Costuro as lágrimas no coldre vazio
deixo às mentiras a gramática do medo
entretido com a prosa luminosa
uma trovoada irradia os seus braços
como um polvo acossado.
Tiro à sorte a medida da angústia
saiu um três
– alvíssaras,
a angústia anda despojada sobre a matéria
o vento cicia um segredo
temos de esperar pela próxima curva do dia
para saber se o segredo se deixa desenroupar.
Mal por mal
os antigos tossicam desconfiança
o mundo tem cores e formas que são punhais
e eles fogem do tempo, fogem
como se por eles falasse o embaixador da vida.
A água está muito fria
a lucidez é uma peça ausente na engrenagem
e já dizem,
por alto,
que o ocaso não é mentira.
Estamos
em carne viva
– o doce sintoma
de podermos
falar as diferenças.
[Ressaca eleitoral, take 7]
Talvez se pudesse dizer
dos processos de intenções
que são um fascismo disfarçado.
[Ressaca eleitoral, take 4]
As flores deviam ser obrigatórias nas varandas.

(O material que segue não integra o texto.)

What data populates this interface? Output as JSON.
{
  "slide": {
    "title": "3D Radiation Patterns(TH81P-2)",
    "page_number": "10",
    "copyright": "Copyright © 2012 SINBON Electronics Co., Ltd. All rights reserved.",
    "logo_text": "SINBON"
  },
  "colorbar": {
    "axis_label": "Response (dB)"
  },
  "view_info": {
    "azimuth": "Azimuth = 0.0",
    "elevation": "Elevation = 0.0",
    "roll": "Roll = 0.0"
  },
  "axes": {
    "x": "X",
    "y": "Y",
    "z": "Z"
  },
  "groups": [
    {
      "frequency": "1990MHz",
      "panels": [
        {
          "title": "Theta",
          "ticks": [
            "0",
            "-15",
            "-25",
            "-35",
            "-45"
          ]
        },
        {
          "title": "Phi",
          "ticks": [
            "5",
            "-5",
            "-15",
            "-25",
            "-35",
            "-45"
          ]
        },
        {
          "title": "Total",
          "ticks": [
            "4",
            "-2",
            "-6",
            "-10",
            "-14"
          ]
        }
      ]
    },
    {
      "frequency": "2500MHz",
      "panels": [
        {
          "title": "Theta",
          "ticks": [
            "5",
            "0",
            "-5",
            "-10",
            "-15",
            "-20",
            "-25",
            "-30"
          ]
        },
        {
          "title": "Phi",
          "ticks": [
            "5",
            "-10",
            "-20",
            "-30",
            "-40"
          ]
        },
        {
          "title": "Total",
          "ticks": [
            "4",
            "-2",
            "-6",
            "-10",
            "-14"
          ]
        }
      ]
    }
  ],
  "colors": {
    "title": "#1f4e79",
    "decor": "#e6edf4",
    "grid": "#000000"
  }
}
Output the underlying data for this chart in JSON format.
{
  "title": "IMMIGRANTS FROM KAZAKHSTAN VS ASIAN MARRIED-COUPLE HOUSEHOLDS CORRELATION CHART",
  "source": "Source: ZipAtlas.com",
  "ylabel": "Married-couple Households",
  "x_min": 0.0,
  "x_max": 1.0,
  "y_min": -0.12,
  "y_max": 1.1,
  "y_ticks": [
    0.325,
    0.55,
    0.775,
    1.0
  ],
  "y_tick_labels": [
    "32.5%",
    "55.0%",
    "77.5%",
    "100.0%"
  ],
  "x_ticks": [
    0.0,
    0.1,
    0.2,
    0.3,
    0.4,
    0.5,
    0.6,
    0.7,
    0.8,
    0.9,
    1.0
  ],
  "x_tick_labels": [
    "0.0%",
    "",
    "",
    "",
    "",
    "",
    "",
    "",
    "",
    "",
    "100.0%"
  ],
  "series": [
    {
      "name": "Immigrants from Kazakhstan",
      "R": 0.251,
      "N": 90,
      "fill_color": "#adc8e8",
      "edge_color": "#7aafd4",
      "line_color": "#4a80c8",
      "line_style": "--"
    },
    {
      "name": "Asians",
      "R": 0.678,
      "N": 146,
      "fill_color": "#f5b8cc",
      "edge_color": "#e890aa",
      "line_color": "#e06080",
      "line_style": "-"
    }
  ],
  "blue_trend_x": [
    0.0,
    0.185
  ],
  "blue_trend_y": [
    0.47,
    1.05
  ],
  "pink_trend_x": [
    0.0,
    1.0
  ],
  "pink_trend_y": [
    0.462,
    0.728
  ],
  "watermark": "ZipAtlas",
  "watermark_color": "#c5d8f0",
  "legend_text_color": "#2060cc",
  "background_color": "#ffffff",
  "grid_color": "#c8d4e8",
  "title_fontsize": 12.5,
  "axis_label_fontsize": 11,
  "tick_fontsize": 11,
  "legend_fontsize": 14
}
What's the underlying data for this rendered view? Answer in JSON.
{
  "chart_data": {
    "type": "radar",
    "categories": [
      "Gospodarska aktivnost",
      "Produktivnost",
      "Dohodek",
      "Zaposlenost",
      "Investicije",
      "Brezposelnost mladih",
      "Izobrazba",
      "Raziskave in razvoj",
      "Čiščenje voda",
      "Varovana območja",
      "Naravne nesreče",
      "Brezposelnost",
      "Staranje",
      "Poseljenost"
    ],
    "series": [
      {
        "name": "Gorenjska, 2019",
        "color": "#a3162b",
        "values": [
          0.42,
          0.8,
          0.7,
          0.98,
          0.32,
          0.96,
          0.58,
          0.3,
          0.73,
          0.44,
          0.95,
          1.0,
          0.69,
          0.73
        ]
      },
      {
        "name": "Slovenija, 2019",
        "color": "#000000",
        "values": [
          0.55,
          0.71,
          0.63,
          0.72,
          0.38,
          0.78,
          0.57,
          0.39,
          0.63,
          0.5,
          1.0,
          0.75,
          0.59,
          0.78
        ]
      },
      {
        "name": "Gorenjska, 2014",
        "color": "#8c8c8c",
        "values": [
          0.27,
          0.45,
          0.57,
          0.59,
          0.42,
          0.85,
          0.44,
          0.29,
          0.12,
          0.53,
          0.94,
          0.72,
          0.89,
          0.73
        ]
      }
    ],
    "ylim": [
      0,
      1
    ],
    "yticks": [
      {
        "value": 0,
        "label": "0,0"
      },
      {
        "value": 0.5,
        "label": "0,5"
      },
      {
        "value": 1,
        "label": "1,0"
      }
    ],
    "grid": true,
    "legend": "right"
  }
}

Ou as varandas só não seriam multadas
se tivessem flores abundantes e garridas
como ornato.
As flores mercadejadas deviam dar direito
a desconto nos impostos.
Não há lugar melhor
do que um que seja um mosaico de flores.
Sitiar consciências
devia dar direito a pontos negativos
no cartão de cidadão.
[Ressaca eleitoral, take 3]
Ontem
comprei um palácio
feito de baldios e ouro invisível.
Queria poder dizer que meu era um domínio
mesmo que só fosse suserano
de mim mesmo.
Não contemplo outra hipótese:
se ao domínio meu
viessem a calhar em azar
(seu)
outros em suserana condição
decretá-lo-ia prescrito por inviabilidade.
Neste que é o domínio meu
decido sozinho
com um autoritarismo deplorável
ausente sensibilidade pelos outros
(que não existem)
eu, esboço de tirano
que de mim próprio faz sua predileta vítima,
sozinho decido
(dizia)
sobre a bandeira que não hasteio
as leis por fazer que ficam para memória futura
a dívida que não contraio
as embaixadas que não tenho de inaugurar
os hinos que ficam por conta do olvido
as credenciais que se dispensam da imaginação
e das fronteiras faço frangalhos
sob a égide da guilhotina com serventia única:
abolir
em corte rasante
todos os simples ensaios torcionários
de privação da vontade
nem que seja um tiro no pé
de ofensa a tudo o que o súbdito
(que coincide com o suserano,
há que insistir na mnemónica)
julgar nefasto
bem que seja uma venda aposta sobre os vícios.
Antes ser pária
por uma causa recomendável
nem que o seja apenas
pela lente por onde olho.
Um dia destes
talvez venda o palácio.
A ponte sente que as sílabas batem à porta.
O crepúsculo enfeita a garganta seca.
A noite açoita a luz que a quer desmentir.
No saco dos rejeitados segue a matéria anónima.
Precisa de cimento para escapar à ruína.
Se ao menos houver uma bênção na chuva
que seja dos nomes que se perdem em becos
e não olham ao medo como gramática da respiração.
As sílabas compõem-se na espera diletante.
À espera de serem a ponte que desfeiteia a orfandade.
Não sou o medo que cicia no crepúsculo.
Não sou a metade oculta na submissão.
Não sou o fantasma futuro dos sonhos.
Não sou o embaixador de virtudes remediadas.
Não sou apóstata a não ser pela minha lente.
Não sou uma admirável força
terçada nas contrariedades.
Não sou o sonho que poderia ter sonhado
nem o paradeiro de sonhos avulsos.
Não sou um promitente de coisa alguma.
Não sou a boca temerária
que se ajoelha às vozes dominantes.
Não sou mentira de mim mesmo
na medição das fragilidades.
Não sou penhor de nada que me possa penhorar.
Não sou o asceta que se exila dos sobressaltos.
Não sou o sangue domado
pelas paredes íngremes do idioma vulgar.
Não sou a medida fora de mim.
Não sou coleção de lugares não demandados.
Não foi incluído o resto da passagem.